本連載では、さまざまなプログラミングの原則・思考の中から、特に問題解決力を高めるのに役立つものをピックアップ。プログラマーは、その思考法をビジネスに応用し、そうではない人はプログラマーと一緒に働く際に思い出してほしい。プログラマーは唯一の最終決定解を求める傾向にある。しかし最終決定などというものは幻想で、存在しない。いたるところに常に変化は存在する。今回は「曳光弾」「プロトタイプ」によって早くユーザーからフィードバックを得ることの重要性をお伝えしよう。
書籍の中から有用な技術情報をピックアップして紹介する本シリーズ。今回は、秀和システム発行の書籍『プリンシプル オブ プログラミング 3年目までに身につけたい 一生役立つ101の原理原則(2016年3月22日発行)』からの抜粋です。
ご注意:本稿は、著者及び出版社の許可を得て、そのまま転載したものです。このため用字用語の統一ルールなどは@ITのそれとは一致しません。あらかじめご了承ください。
なお書籍では、ソフトウェア業界で高名な、よいコードを書くための「プリンシプル」を紹介しています。プリンシプルとは、プログラミングの指針となる「前提」「原則」「思想」「習慣」「視点」「手法」「法則」などのことです。具体的には、「可逆性」「曳光弾」「即行プロトタイプ」などのプリンシプルがあります。こうした各プリンシプルについて、「それは何なのか(=What)」「それはなぜなのか、なぜ必要なのか(=Why)」「ではどう使えばよいのか、どうすればよいのか(=How)」を中心に解説する構成になっています。

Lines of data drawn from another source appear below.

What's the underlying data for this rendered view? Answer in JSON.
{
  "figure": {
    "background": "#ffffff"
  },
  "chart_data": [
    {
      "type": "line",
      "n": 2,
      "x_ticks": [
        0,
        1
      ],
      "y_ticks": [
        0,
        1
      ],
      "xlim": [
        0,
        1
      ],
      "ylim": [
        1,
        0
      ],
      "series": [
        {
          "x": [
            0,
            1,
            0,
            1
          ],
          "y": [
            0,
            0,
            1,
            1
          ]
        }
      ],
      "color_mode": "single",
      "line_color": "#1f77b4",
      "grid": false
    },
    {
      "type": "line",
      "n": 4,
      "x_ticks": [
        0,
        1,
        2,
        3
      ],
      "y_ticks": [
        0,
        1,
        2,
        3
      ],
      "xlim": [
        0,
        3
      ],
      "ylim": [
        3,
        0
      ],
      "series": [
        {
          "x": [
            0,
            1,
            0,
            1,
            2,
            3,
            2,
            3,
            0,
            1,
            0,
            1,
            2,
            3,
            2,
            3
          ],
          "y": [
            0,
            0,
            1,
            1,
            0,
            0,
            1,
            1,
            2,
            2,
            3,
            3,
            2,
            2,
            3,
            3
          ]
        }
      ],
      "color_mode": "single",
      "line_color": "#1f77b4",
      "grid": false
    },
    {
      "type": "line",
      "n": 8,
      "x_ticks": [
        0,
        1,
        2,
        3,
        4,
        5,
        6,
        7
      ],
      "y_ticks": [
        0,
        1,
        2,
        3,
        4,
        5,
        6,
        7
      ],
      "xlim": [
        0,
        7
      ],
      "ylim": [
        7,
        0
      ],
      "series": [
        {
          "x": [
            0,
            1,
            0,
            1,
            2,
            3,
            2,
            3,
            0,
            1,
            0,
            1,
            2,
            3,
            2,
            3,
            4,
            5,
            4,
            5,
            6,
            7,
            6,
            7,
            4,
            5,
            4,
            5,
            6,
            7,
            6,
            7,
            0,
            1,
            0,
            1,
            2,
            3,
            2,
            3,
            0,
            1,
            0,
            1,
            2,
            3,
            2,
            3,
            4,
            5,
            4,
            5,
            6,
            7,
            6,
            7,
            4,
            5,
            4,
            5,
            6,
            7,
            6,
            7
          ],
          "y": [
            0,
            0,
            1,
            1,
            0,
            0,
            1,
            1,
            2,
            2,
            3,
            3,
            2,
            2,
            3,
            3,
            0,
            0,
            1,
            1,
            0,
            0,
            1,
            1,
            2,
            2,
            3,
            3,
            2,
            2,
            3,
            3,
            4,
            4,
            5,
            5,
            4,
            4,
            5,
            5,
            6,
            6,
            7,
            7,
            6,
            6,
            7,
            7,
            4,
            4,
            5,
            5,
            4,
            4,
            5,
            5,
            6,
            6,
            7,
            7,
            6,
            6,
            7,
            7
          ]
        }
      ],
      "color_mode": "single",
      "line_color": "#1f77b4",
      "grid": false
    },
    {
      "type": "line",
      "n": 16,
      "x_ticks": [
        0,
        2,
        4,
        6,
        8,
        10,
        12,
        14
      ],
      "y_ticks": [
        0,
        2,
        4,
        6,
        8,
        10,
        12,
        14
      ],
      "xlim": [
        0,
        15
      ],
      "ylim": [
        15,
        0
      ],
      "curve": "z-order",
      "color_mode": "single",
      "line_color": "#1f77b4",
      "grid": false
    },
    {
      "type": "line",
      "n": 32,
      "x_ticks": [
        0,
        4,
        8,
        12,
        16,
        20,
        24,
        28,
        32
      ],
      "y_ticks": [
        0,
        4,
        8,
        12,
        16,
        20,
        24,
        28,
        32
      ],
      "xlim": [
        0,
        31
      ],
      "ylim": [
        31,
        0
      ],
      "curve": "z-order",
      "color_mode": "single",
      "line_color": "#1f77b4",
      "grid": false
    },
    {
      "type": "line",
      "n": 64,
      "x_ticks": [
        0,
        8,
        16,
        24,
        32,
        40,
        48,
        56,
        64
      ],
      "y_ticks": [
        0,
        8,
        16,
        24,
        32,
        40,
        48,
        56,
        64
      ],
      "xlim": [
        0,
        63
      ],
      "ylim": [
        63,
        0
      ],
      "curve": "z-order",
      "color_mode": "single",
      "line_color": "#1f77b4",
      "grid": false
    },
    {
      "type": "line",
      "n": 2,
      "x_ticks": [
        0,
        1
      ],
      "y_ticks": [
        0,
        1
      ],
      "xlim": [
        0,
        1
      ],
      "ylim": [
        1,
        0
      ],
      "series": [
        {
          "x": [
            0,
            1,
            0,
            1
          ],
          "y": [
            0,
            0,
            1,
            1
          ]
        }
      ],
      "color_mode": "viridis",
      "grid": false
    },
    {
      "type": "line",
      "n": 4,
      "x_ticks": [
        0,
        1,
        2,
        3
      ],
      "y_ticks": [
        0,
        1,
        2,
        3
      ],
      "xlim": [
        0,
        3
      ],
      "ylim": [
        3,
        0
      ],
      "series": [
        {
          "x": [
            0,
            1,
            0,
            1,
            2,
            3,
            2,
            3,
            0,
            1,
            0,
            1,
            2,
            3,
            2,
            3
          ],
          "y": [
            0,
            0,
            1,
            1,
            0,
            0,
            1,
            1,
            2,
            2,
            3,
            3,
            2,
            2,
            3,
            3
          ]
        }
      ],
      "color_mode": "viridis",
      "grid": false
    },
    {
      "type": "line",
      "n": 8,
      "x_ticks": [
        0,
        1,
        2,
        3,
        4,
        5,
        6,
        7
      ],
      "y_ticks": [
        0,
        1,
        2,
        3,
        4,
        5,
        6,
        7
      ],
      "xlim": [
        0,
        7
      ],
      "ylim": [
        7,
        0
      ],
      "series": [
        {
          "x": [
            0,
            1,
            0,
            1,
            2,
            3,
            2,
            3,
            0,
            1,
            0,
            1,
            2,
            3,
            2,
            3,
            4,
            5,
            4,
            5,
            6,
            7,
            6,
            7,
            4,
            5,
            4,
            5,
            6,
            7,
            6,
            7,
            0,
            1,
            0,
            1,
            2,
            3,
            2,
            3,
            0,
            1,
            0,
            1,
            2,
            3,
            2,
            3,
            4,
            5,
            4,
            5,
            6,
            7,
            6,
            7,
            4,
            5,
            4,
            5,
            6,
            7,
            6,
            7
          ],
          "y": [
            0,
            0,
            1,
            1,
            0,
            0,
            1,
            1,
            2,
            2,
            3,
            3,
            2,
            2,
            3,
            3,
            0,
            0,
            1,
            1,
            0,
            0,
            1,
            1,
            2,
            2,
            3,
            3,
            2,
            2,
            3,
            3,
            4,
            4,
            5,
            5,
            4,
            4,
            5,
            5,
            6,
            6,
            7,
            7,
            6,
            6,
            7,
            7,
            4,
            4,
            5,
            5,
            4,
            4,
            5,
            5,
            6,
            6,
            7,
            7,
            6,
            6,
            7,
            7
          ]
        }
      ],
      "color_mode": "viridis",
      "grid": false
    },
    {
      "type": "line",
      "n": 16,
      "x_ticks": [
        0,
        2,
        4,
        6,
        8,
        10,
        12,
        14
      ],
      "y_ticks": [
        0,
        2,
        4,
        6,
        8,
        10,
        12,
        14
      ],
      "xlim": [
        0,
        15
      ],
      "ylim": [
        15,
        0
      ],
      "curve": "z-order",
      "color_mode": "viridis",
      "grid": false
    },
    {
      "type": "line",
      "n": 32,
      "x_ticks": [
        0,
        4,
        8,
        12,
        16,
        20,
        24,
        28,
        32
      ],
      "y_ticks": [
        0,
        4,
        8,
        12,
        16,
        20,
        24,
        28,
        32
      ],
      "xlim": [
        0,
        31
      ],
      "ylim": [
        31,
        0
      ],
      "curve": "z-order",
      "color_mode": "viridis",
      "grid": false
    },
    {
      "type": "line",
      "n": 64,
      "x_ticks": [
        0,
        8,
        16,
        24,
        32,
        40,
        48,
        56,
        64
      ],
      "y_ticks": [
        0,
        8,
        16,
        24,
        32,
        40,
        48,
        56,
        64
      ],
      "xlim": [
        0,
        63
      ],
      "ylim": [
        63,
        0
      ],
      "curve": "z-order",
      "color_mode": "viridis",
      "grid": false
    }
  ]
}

本連載では、さまざまなプログラミングの原則・思考の中から、特に問題解決力を高めるのに役立つものをピックアップしていきます。プログラマーは、その思考法をビジネスに応用し、そうではない人はプログラマーと一緒に働く際に思い出していただければ幸いです。
今回は「曳光弾」「プロトタイプ」によって早くユーザーからフィードバックを得ることの重要性などについて解説します。まずは「プログラマーは唯一の最終決定解を求める」という傾向から紹介しましょう。
※編集部注:前回記事「名前がないものは見えない――名前重要」はこちら
英語 Reversibility
可逆とは、ある変化が起こっても、ある条件を加えると元の状態に戻るという性質です。
プログラミングにおける判断は、常にこの可逆性を持つようにします。元に戻せないような決定をしてはいけません。
問題解決において、たった1つの解決策を永続的な決定とするのは無理があります。実世界の状況は常に変化しているので、その影響を受けているソフトウェアとしては、柔軟で適応性のある可逆的なコードを書いておかなければなりません。
いったんは、ある方針を決めて突き進んでも、問題があった時、やり直しができるようにしておくことで、リスクを最小化・局所化しましょう。
プログラマは、唯一の最終決定解を求める傾向にあります。
しかし、最終決定などというものは幻想で、存在しません。いたるところに、常に、変化は存在します。何か1つの事実に深く依存してしまうと、そこに変更があった時、そのコードは破綻します。
例えば、フレームワークに依存した設計を行っていると、途中でそのフレームワークの採用が取りやめになる場合もあります。理由は、セキュリティやライセンスの価格交渉など、プログラマが制御できない外部要因がいくらでもあります。
こうなってしまった場合、これまで行った設計はすべて破棄となり、甚大な損害を被ることになります。
変更に耐えうるため、やり直しができるような設計にしておきましょう。
そのためには、コードに柔軟性を持たせることが大切です。特定の技術に依存するのはやめ、コードを独立して変更しやすい状態にしておきましょう。
人間は、常に最良の決定をするとは限らないため、決定の変更にコードが対応できるようにしておくしかありません。例えば、いったん決定したデータベース管理システムを、プロジェクトの途中で変更する場合もあります。この場合でも、可逆性を考慮し、データベースアクセス部分を抽象化できていれば、現実的な工数で変更できるはずです。
ただし、未来は正確に予測できません。将来のことを考えてコードを書くのは難しいことです。そして、実際、やりすぎてしまうと複雑な設計になりかねません。
したがって、リスク発生時のインパクトや、リスクの発生確率などを考慮して、後戻りができる設計と、シンプルな設計のバランスを取るようにしましょう。
コードを書いている時、柔軟な設計を保ち続ける努力をするのが第一です。
さらに、具体的な詳細コードを書く前、つまり、アーキテクチャ設計時点で可逆性を考慮することが、現実には必要です。
例えば、配置するプラットフォームやサードパーティー部品など、そのソフトウェアのほかとの界面にあたる部分の柔軟性は、効果が高い、可逆性の適用部分です。ここに柔軟性を持たせるために、間接化のレイヤーを設けるなどの決定は、アーキテクチャ設計段階でないと間に合いません。